Jenny Kronish
- Born: December 27, 1996 (age 29)
- Height: 6 ft 2 in (188 cm)
- Weight: 195 lb (88 kg)

Rugby union career
- Position: Lock

Senior career
- Years: Team / Apps / (Points)
- 2022: Harlequins / - / (0)
- 2025–: Boston Banshees / 2 / (2)

International career
- Years: Team / Apps / (Points)
- 2021–Present: United States / 13 / (0)

= Jenny Kronish =

American rugby union player

Jenny Kronish (born December 27, 1996) is an American rugby union player. She plays for the Eagles internationally, and recently joined the Boston Banshees for their inaugural season of the Women's Elite Rugby.

== Rugby career ==
Kronish played collegiately at Harvard University. She made her international debut for the United States against England in 2021.

In 2022, she joined English club, the Harlequins. She was named in the Eagles squad for the 2022 Pacific Four Series in New Zealand.
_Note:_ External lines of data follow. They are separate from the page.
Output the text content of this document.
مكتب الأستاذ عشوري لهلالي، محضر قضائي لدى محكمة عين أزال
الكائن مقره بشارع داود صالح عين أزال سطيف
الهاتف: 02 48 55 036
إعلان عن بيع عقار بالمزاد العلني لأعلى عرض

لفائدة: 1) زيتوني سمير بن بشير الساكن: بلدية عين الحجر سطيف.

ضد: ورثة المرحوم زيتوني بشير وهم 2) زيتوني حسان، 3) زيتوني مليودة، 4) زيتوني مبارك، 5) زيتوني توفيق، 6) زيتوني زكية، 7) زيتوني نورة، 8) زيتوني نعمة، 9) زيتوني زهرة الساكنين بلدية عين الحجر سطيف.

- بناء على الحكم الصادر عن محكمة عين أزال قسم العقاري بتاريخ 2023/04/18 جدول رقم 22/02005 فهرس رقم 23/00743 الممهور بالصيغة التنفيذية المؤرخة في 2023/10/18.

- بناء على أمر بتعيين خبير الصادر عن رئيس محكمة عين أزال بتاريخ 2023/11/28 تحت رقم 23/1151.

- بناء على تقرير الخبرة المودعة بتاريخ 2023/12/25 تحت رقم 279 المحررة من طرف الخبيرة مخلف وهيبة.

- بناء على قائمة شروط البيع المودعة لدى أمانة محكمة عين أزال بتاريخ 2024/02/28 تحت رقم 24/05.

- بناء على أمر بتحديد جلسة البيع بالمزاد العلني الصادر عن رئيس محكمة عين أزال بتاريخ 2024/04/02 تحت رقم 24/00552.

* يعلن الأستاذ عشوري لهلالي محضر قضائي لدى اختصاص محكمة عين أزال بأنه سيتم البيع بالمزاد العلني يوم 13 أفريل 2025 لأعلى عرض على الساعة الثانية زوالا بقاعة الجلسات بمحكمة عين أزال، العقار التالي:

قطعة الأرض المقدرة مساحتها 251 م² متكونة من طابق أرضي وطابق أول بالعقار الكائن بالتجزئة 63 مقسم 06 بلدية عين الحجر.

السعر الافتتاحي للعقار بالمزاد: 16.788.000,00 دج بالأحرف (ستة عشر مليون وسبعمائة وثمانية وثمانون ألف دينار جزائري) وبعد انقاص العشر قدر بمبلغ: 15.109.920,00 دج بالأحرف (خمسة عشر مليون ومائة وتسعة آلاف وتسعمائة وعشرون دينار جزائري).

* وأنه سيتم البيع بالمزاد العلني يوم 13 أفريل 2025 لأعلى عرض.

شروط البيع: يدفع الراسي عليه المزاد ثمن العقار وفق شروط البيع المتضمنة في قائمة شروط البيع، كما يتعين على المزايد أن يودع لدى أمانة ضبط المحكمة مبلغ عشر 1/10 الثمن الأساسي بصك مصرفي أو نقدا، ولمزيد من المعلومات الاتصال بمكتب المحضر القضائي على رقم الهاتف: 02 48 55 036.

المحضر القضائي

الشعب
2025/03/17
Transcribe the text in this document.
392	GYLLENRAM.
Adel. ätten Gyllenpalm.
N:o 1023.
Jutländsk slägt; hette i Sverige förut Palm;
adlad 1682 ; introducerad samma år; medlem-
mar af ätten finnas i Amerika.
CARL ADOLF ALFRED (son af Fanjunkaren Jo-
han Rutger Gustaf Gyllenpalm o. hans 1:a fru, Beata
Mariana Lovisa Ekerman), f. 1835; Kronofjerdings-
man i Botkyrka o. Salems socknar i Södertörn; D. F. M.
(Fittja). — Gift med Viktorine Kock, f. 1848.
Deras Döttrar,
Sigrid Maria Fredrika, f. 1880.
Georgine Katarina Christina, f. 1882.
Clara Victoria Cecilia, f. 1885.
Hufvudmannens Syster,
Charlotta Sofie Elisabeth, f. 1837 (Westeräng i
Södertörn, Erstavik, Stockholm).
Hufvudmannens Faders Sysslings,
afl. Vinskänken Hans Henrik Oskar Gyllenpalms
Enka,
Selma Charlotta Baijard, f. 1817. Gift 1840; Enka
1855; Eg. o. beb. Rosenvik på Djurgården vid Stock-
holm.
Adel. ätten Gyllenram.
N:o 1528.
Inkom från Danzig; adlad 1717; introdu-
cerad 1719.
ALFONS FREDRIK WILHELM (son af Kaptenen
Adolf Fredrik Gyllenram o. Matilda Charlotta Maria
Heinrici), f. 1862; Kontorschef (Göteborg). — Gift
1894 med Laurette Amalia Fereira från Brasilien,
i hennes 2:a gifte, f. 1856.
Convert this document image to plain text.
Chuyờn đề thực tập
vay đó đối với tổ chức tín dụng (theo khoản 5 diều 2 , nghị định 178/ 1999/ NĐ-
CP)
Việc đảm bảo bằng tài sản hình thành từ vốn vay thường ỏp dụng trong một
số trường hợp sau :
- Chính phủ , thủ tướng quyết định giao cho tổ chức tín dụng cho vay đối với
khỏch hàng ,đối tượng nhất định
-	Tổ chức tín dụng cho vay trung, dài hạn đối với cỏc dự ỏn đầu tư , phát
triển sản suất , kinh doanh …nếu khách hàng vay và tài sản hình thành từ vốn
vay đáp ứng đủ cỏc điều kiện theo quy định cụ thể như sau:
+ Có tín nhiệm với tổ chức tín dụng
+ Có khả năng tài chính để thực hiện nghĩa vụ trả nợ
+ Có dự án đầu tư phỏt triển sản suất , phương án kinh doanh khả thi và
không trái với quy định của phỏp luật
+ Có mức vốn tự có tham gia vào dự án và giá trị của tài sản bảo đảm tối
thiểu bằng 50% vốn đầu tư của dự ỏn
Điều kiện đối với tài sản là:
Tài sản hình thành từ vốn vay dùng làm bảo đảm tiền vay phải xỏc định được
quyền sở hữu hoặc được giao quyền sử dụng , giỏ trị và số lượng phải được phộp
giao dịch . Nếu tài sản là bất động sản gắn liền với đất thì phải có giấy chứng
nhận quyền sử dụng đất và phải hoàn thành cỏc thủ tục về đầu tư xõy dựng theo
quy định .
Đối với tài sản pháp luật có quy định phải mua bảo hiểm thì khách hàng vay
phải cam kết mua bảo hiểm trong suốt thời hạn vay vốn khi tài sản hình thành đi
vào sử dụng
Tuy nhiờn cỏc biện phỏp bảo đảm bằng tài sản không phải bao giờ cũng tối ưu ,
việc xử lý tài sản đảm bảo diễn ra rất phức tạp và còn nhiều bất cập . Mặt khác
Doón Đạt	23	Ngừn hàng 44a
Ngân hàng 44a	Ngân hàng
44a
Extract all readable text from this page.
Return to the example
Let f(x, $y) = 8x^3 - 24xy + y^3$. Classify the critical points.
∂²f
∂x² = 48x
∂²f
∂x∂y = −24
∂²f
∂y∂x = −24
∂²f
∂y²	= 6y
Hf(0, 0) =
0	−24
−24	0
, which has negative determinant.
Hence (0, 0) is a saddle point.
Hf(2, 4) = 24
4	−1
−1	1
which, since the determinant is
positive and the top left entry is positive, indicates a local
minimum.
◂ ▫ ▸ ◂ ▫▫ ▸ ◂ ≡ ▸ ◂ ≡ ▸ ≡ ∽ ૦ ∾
She was selected in the Eagles squad for the 2021 Rugby World Cup in New Zealand.

In 2023, she was named in the Eagles traveling squad for their test against Spain, and for the 2023 Pacific Four Series. She was in the starting line-up when her side beat Spain 20–14.

On February 18, 2025, she joined the Boston Banshees for their inaugural season of the Women's Elite Rugby competition.